Home Industry Trends Year 2018 – a tough year for ceramics manufacturers

Year 2018 – a tough year for ceramics manufacturers

Indian ceramics industry is passing through one of the toughest phases with stagnant demand, rising fuel costs and rapid increase in production capacity which in turn resulted in oversupply in the market.

There were some surprises in tiles market as well in 2018 in the form of relatively newcomers who have started snapping at the heels of market leaders. They are: Varmora, Simpolo, Qutone, Sunheart, Imerys. They are reportedly giving tough times to leading players through regular product innovation and manufacturing efficiency. Till recently their main focus was exports, however now they have started taking keen interest in domestic market.

Further, demand from North East states during last one year has seen a surge and most of the players were not able to explain the main reason for this strong demand. Further, demand from this region is for premium tiles which make the development even more interesting.

In an interesting development, due to intense competition in mass consumption products, market leaders like Kajaria and Somany started moving towards premiumisation of their portfolio. For them this strategy has two advantages. One, in case of premium products margins are higher as compared to other products. And secondly, competition is less in case of premium products when compared to mass products with nil presence of unorganised sector. Further, branding also plays an important role in case of premium products. Newer product lines which are still having higher margins are slim tiles, large format tiles and wall cladding tiles which may see new supply in coming years.

In June, Gujarat High Court’s issued an order directing the Gujarat Pollution Control Board (GPCB) to close ceramic manufacturing units using coal-based gasifiers located in Morbi within stipulated time limits. High Court’s direction came in when the gas price was globally on the way up making the life of Morbi tile manufacturers life miserable. At the time of HC order, 50% of Morbi units were equipped with coal gasifiers, 90% of them also had PNG connections. But most of them preferred to use coal gasifiers to reduce fuel costs. Most of the suppliers in unregulated market use coal gasifiers due to lower cost. Shifting to PNG will increase their cost of production thus, further levelling the playing field which is slowly becoming even post introduction of GST and e-way bill system.

In November, in a bold move Kajaria Ceramics surprised the market by taking a lead in hiking the prices of its products. Many in the market were expecting price hike in the beginning of next year but Kajaria effected 1.5% price hike in the ceramics segment and another 1.5% in the vitrified segment. While some of the other prominent players too followed the market leader in hiking the price, leading dealers say even Morbi manufacturers are emboldened by Kajaria’s price hike and are now contemplating similar action.

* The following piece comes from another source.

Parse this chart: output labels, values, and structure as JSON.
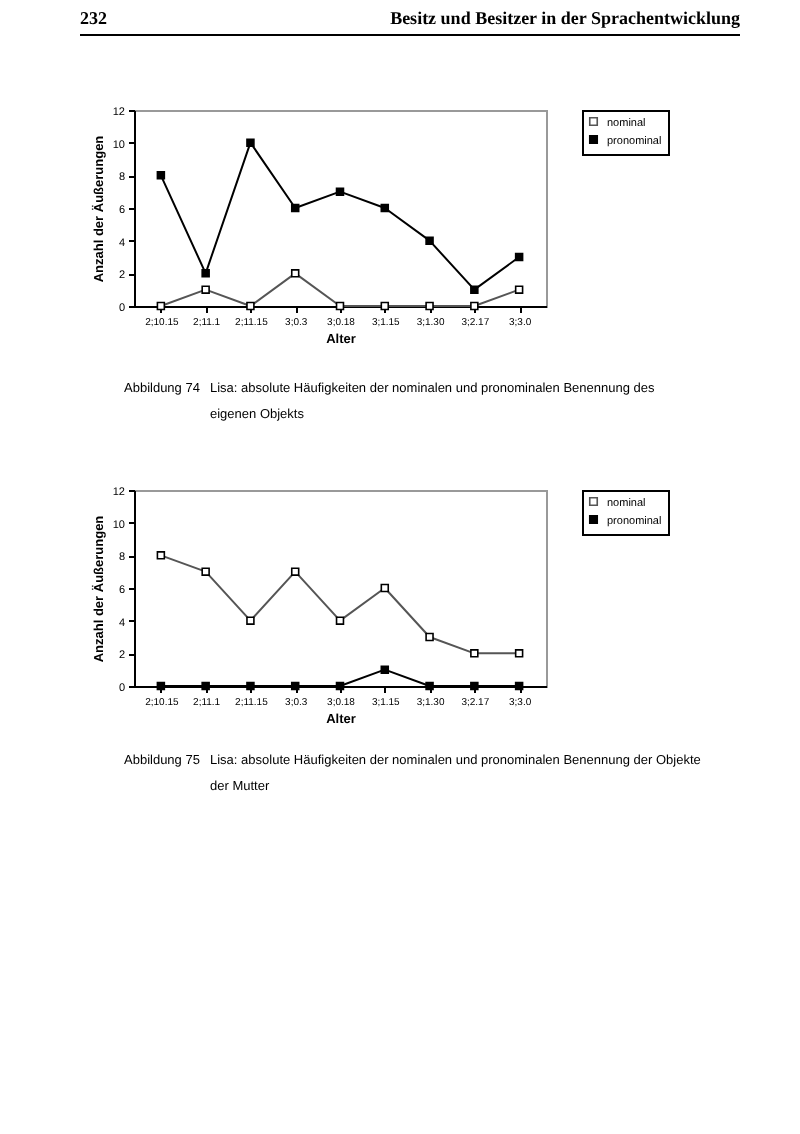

Prior to Kajaria’s price hike move, tile prices were in downward trend during last one year mainly due to oversupply conditions prevailing in the market which in turn was due to large number of new players entering the market. According to market players as many as 50-60 new tile making units had cropped up in Morbi area during the first half of the current calendar year. However, as the year progressed number of new units adding to capacity started abating and some units reportedly downed their shutters due to poor market conditions.

Gas cost account for 30-32% of tiles revenues for the ceramics’ companies. The gas prices are function of international Brent Crude and exchange rate (particularly RAS gas) and had seen significant increase in past 4 months. This has resulted into significant increase in power and fuel cost for ceramics manufacturers. However, the recent retreat in Brent Crude (from US$85 per barrel to less than US$60 per barrel as well as exchange rate appreciation should provide some respite to ceramics manufacturers.

Just as things were seeming to return to normalcy, Indian tiles industry was in for another setback. This time it was on the export front as the Gulf Cooperation Council (GCC), a political and economic union of Arab states and g Bahrain, Kuwait, Oman, Qatar, Saudi Arabia and United Arab Emirates (UAE), was mulling a temporary anti-dumping duty on Indian tiles. GCC is likely to impose anti-dumping duty of 15% for six months on Indian tiles by 5th Jan’19. Morbi Ceramic Association has already represented to Director General of Trade Remedies (DGTR) to make a case for them in GCC. According to the figures available with the Commerce Ministry, the ceramic exports from Morbi cluster was to the tune of Rs 8000 crore in 2017-18 and Gulf countries accounted for around 35% of the exports. The antidumping duty by GCC will impact exports of Indian tiles to Gulf, part of which may be diverted to domestic market, putting supply glut in the market.

Thus, when things were getting back to normalcy for tiles manufacturer, anti-dumping duty by GCC may once again create oversupply scenario in the domestic market as part of the tiles meant for GCC will be diverted to Indian market. Thus, year 2019 is likely to start on a bad note for tiles makers in India.